Merger control seeks to scrutinise concentrations of competitive power by requiring certain transactions to be notified to national or supranational competition authorities before they are carried out. If a transaction needs to be notified, the relevant competition authority performs a substantive review of the concentration, during which the parties are typically barred from closing the transaction until the authority has given it the green light.
At present, all EU Member States except Luxembourg have national merger control regimes.
With the launch in January 2022 of a public consultation procedure on creating a national merger control regime, the government signalled its desire to draw level with other EU Member States and introduce merger control in Luxembourg. One key finding reflected in the Report is that such an initiative gleaned broad support from respondents.
The public consultation aimed to gather key stakeholders’ views on what features a potential future national merger control regime should have. The respondents included companies, associations, consumer protection representatives as well as legal and business advisors. The Ministry and the Competition Council also exchanged views with the EU Commission and national authorities of neighbouring and other EU Member States.
Alignment with existing merger control systems while accounting for Luxembourg specifics
The Report underlines on page 36 that, as the last EU Member State to adopt [a merger control regime], it would, in fact, be logical for Luxembourg to take broad inspiration from pre-existing rules and concepts used by both the EU Commission and other national competition authorities – for example, with respect to defining what constitutes a “concentration”, or to procedural aspects like splitting investigations into two phases or offering a simplified procedure. By the same token, it should be the national competition authority, the Luxembourg Competition Council, that is charged with reviewing concentrations within determinable and appropriately short periods.

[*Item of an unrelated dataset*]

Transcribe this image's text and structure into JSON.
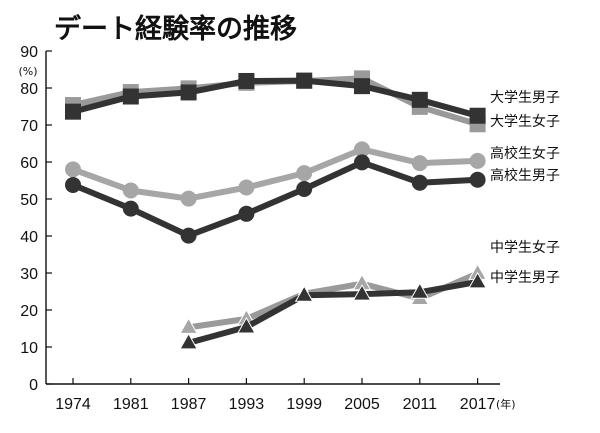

The Ministry’s Report also stresses that, as the public consultation made clear, a new merger control regime should not be detrimental to Luxembourg’s financial sector (e.g. it should not impose an obligation to notify authorities of operations involving investment vehicles with no targets in Luxembourg), and should take due account of particularities of the country. The Report underlines that country-specific factors may have an impact on:
- whether the notification system should be mandatory, voluntary or hybrid
- the turnover thresholds on Luxembourg markets that will trigger notification
- whether a political veto over merger control decisions should be provided for.
The Report states that these questions will be examined in more detail during the next consultation and deliberation stages leading up to a first draft bill.
Majority support for a mandatory regime with domestic turnover thresholds
The Report states that the vast majority of stakeholders (88%) are in favour of a mandatory system or one with mandatory components. Other stakeholders expressed a preference for a voluntary, more flexible system, especially in the years following implementation of the new regime. The Ministry explains in the Report that if a mandatory system were chosen, there would have to be a standstill obligation preventing companies from implementing transactions until the authorities gave clearance.
60% of the respondents argued that the notification thresholds should be placed on turnover, potentially mirroring the French and Belgian approach with both aggregate and individual domestic turnover thresholds applied to at least two undertakings. Only few stakeholders were in favour of market share thresholds, and the Ministry indicated that market share data is often not readily available.
The Ministry also warns on page 5 that (as a general rule) notification thresholds would need to be constantly reviewed, as the objective should be to avoid creating excessive administrative burden, both for companies and for the national authority, while also allowing the latter to review potentially problematic operations.
The Ministry specifies that it is essential for the thresholds to reflect a connecting link to Luxembourg, stemming from the Luxembourg-located activity of at least two parties involved in the transaction and/or of the target for acquisition.
Finally, many stakeholders and the Ministry underline the importance of allocating sufficient resources to the Luxembourg Competition Authority to enable the efficient and timely review of notifications.
According to the Ministry, the Report marks the start of the drafting stage for a future merger control law, which will be discussed and adapted in the coming months in close cooperation with the Competition Council. A first draft will be laid before Parliament in spring 2023, following which the bill will be debated and the Council of State – as well as other relevant committees and chambers – will have an opportunity to provide feedback. While the duration of the legislative process is difficult to predict, it is unlikely that a law will be passed before the end of 2023.